The $4.5B existing Trans Mountain pipe with an attached $8B expansion pipe is but one. Keystone is still “hopeful” in one of this week’s opinions by the federal Natural Resources minister, who denied that the climate fighters in cabinet have any real sway. The years-old Ports Canada export contract to allow the transit through BC of thermal coal from Wyoming to the Roberts Bank superport is another. Now Vista, which will likely require an expansion of the Ridley Island Terminal in Prince Rupert, another federal port facility.

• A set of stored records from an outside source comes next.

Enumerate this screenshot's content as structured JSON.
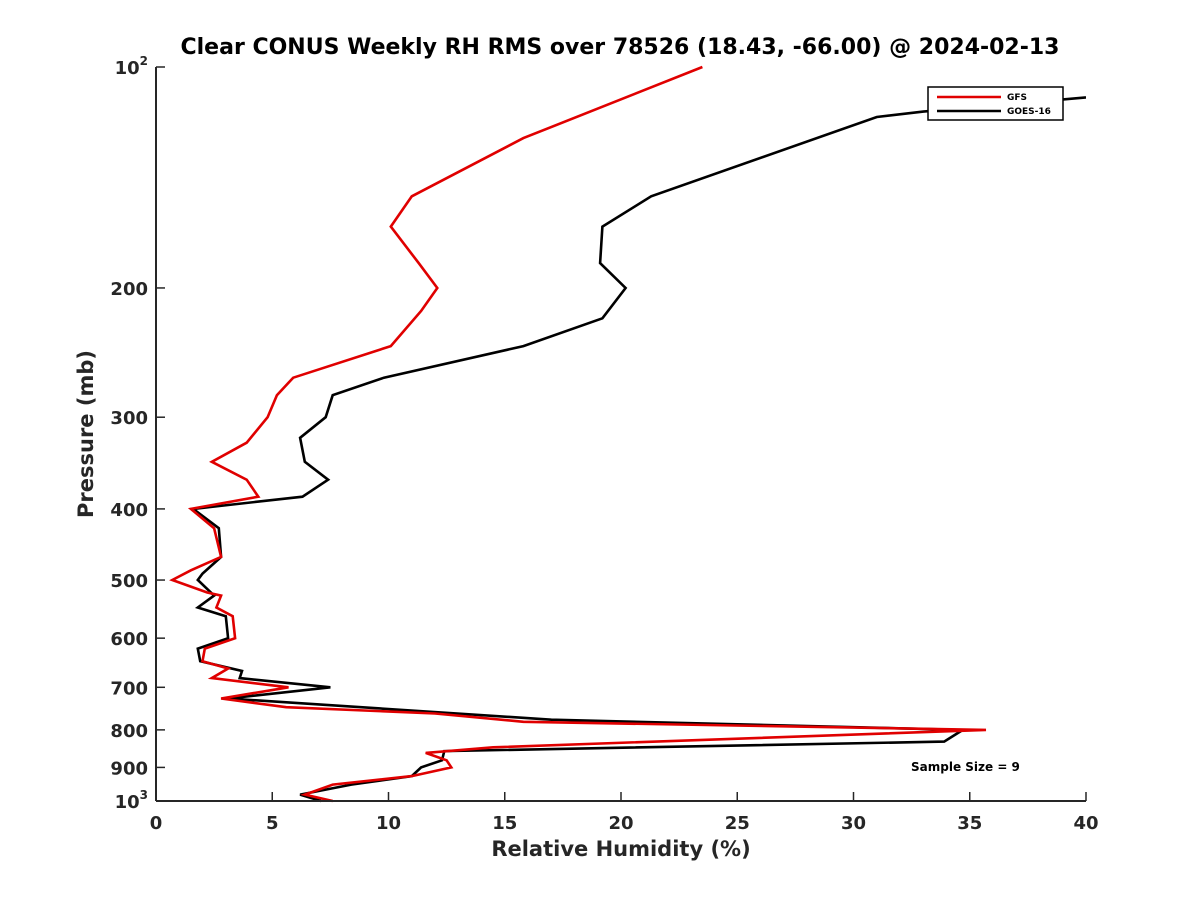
{
  "chart_data": {
    "type": "line",
    "title": "Clear CONUS Weekly RH RMS over 78526 (18.43, -66.00) @ 2024-02-13",
    "xlabel": "Relative Humidity (%)",
    "ylabel": "Pressure (mb)",
    "xlim": [
      0,
      40
    ],
    "ylim": [
      100,
      1000
    ],
    "y_scale": "log",
    "y_reversed": true,
    "grid": false,
    "legend_position": "top-right",
    "x_ticks": [
      0,
      5,
      10,
      15,
      20,
      25,
      30,
      35,
      40
    ],
    "x_tick_labels": [
      "0",
      "5",
      "10",
      "15",
      "20",
      "25",
      "30",
      "35",
      "40"
    ],
    "y_ticks": [
      {
        "value": 100,
        "base": "10",
        "exp": "2"
      },
      {
        "value": 200,
        "base": "200",
        "exp": ""
      },
      {
        "value": 300,
        "base": "300",
        "exp": ""
      },
      {
        "value": 400,
        "base": "400",
        "exp": ""
      },
      {
        "value": 500,
        "base": "500",
        "exp": ""
      },
      {
        "value": 600,
        "base": "600",
        "exp": ""
      },
      {
        "value": 700,
        "base": "700",
        "exp": ""
      },
      {
        "value": 800,
        "base": "800",
        "exp": ""
      },
      {
        "value": 900,
        "base": "900",
        "exp": ""
      },
      {
        "value": 1000,
        "base": "10",
        "exp": "3"
      }
    ],
    "annotation": "Sample Size = 9",
    "series": [
      {
        "name": "GFS",
        "color": "#e00000",
        "points": [
          [
            23.5,
            100
          ],
          [
            15.8,
            125
          ],
          [
            11.0,
            150
          ],
          [
            10.1,
            165
          ],
          [
            11.3,
            185
          ],
          [
            12.1,
            200
          ],
          [
            11.4,
            215
          ],
          [
            10.1,
            240
          ],
          [
            5.9,
            265
          ],
          [
            5.2,
            280
          ],
          [
            4.8,
            300
          ],
          [
            3.9,
            325
          ],
          [
            2.4,
            345
          ],
          [
            3.9,
            365
          ],
          [
            4.4,
            385
          ],
          [
            1.5,
            400
          ],
          [
            2.5,
            425
          ],
          [
            2.8,
            465
          ],
          [
            1.5,
            485
          ],
          [
            0.7,
            500
          ],
          [
            2.2,
            520
          ],
          [
            2.8,
            525
          ],
          [
            2.6,
            545
          ],
          [
            3.3,
            560
          ],
          [
            3.4,
            600
          ],
          [
            2.1,
            620
          ],
          [
            2.0,
            645
          ],
          [
            3.1,
            660
          ],
          [
            2.4,
            680
          ],
          [
            5.7,
            700
          ],
          [
            2.8,
            725
          ],
          [
            5.6,
            745
          ],
          [
            12.0,
            760
          ],
          [
            15.8,
            780
          ],
          [
            35.7,
            800
          ],
          [
            14.5,
            845
          ],
          [
            11.6,
            860
          ],
          [
            12.5,
            880
          ],
          [
            12.7,
            900
          ],
          [
            11.0,
            925
          ],
          [
            7.6,
            950
          ],
          [
            6.4,
            980
          ],
          [
            7.6,
            1000
          ]
        ]
      },
      {
        "name": "GOES-16",
        "color": "#000000",
        "points": [
          [
            40.0,
            110
          ],
          [
            33.0,
            115
          ],
          [
            31.0,
            117
          ],
          [
            21.3,
            150
          ],
          [
            19.2,
            165
          ],
          [
            19.1,
            185
          ],
          [
            20.2,
            200
          ],
          [
            19.2,
            220
          ],
          [
            15.8,
            240
          ],
          [
            9.8,
            265
          ],
          [
            7.6,
            280
          ],
          [
            7.3,
            300
          ],
          [
            6.2,
            320
          ],
          [
            6.4,
            345
          ],
          [
            7.4,
            365
          ],
          [
            6.3,
            385
          ],
          [
            1.6,
            400
          ],
          [
            2.7,
            425
          ],
          [
            2.8,
            465
          ],
          [
            2.0,
            490
          ],
          [
            1.8,
            500
          ],
          [
            2.5,
            525
          ],
          [
            1.8,
            545
          ],
          [
            3.0,
            560
          ],
          [
            3.1,
            600
          ],
          [
            1.8,
            620
          ],
          [
            1.9,
            645
          ],
          [
            3.7,
            665
          ],
          [
            3.6,
            680
          ],
          [
            7.5,
            700
          ],
          [
            3.1,
            725
          ],
          [
            17.0,
            775
          ],
          [
            34.7,
            800
          ],
          [
            33.9,
            830
          ],
          [
            12.4,
            855
          ],
          [
            12.3,
            880
          ],
          [
            11.4,
            900
          ],
          [
            11.0,
            925
          ],
          [
            8.4,
            950
          ],
          [
            6.2,
            980
          ],
          [
            7.1,
            1000
          ]
        ]
      }
    ]
  }
}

It’s now evident that the public should follow the money, and not pay any further attention to weak leaders like Trudeau or ideologues like Kenney. Two days ago Total, the French petroleum giant (one of the Big Five), pulled out of the oil sands and wrote down almost $10B in investment. Moreover, their stated reasoning was all about long term investments in the face of the world’s increasing motivation to act on climate change. Eat that, federal cabinet. The private investments in electric vehicle plants by all the car-making majors is nearing a trillion Euros, with hundreds of billions to follow for EVs and renewables in the post pandemic economic strategy recently approved by Brussels. Oh, the demand destruction for carbon will be either magnificent or tragic, depending on one’s perspective.

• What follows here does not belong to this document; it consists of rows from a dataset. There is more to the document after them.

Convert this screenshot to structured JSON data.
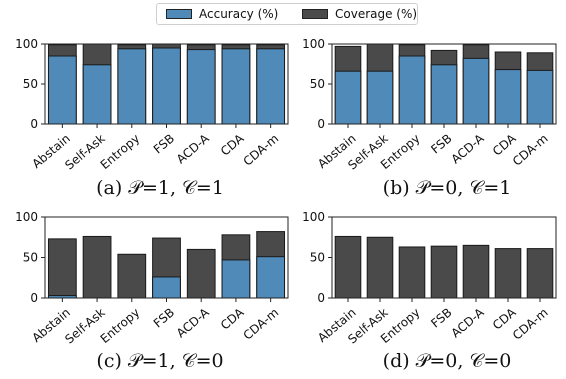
{
  "legend": {
    "items": [
      {
        "label": "Accuracy (%)",
        "color": "#4f8ab8"
      },
      {
        "label": "Coverage (%)",
        "color": "#4a4a4a"
      }
    ]
  },
  "colors": {
    "accuracy": "#4f8ab8",
    "coverage": "#4a4a4a",
    "edge": "#1a1a1a"
  },
  "chart_data": [
    {
      "type": "bar",
      "caption": "(a) 𝒫=1, 𝒞=1",
      "categories": [
        "Abstain",
        "Self-Ask",
        "Entropy",
        "FSB",
        "ACD-A",
        "CDA",
        "CDA-m"
      ],
      "series": [
        {
          "name": "Accuracy (%)",
          "values": [
            85,
            74,
            94,
            95,
            93,
            94,
            94
          ]
        },
        {
          "name": "Coverage (%)",
          "values": [
            99,
            100,
            99,
            100,
            99,
            99,
            99
          ]
        }
      ],
      "ylim": [
        0,
        100
      ],
      "yticks": [
        0,
        50,
        100
      ],
      "grid": false
    },
    {
      "type": "bar",
      "caption": "(b) 𝒫=0, 𝒞=1",
      "categories": [
        "Abstain",
        "Self-Ask",
        "Entropy",
        "FSB",
        "ACD-A",
        "CDA",
        "CDA-m"
      ],
      "series": [
        {
          "name": "Accuracy (%)",
          "values": [
            66,
            66,
            85,
            74,
            82,
            68,
            67
          ]
        },
        {
          "name": "Coverage (%)",
          "values": [
            97,
            100,
            99,
            92,
            99,
            90,
            89
          ]
        }
      ],
      "ylim": [
        0,
        100
      ],
      "yticks": [
        0,
        50,
        100
      ],
      "grid": false
    },
    {
      "type": "bar",
      "caption": "(c) 𝒫=1, 𝒞=0",
      "categories": [
        "Abstain",
        "Self-Ask",
        "Entropy",
        "FSB",
        "ACD-A",
        "CDA",
        "CDA-m"
      ],
      "series": [
        {
          "name": "Accuracy (%)",
          "values": [
            3,
            0,
            0,
            26,
            0,
            47,
            51
          ]
        },
        {
          "name": "Coverage (%)",
          "values": [
            73,
            76,
            54,
            74,
            60,
            78,
            82
          ]
        }
      ],
      "ylim": [
        0,
        100
      ],
      "yticks": [
        0,
        50,
        100
      ],
      "grid": false
    },
    {
      "type": "bar",
      "caption": "(d) 𝒫=0, 𝒞=0",
      "categories": [
        "Abstain",
        "Self-Ask",
        "Entropy",
        "FSB",
        "ACD-A",
        "CDA",
        "CDA-m"
      ],
      "series": [
        {
          "name": "Accuracy (%)",
          "values": [
            0,
            0,
            0,
            0,
            0,
            0,
            0
          ]
        },
        {
          "name": "Coverage (%)",
          "values": [
            76,
            75,
            63,
            64,
            65,
            61,
            61
          ]
        }
      ],
      "ylim": [
        0,
        100
      ],
      "yticks": [
        0,
        50,
        100
      ],
      "grid": false
    }
  ]
}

Fossil fuel interests will fight back of course, not the least by playing dirty, but it is ever more evident that the tide is now rapidly changing. It’s pathetic how Canada cannot officially change with it through policy, although unofficially private citizens are giving the finger to fossil fuel companies one Tesla, one heat pump and one LED light bulb at a time, and the governments that subscribe to their donations while mouthing saccharine platitudes about climate. Sales of EVs have doubled in BC over last year alone, and that’s even during a pandemic.
The momentum is building.
thanks for the cheering information. I call it my happy schadenfreude news every time I read about another divestment or withdrawal of insurance to the fossil fools. My deepest revenge dream would be KKKennney getting thrown in jail for treason in the republic of Alberturda
I also am getting alarmed by the increasing number of softball, propaganda fossil pieces reprinted here from CP. Might cancel my subscription and put money to Narwhal instead. ( Are you listening NO?)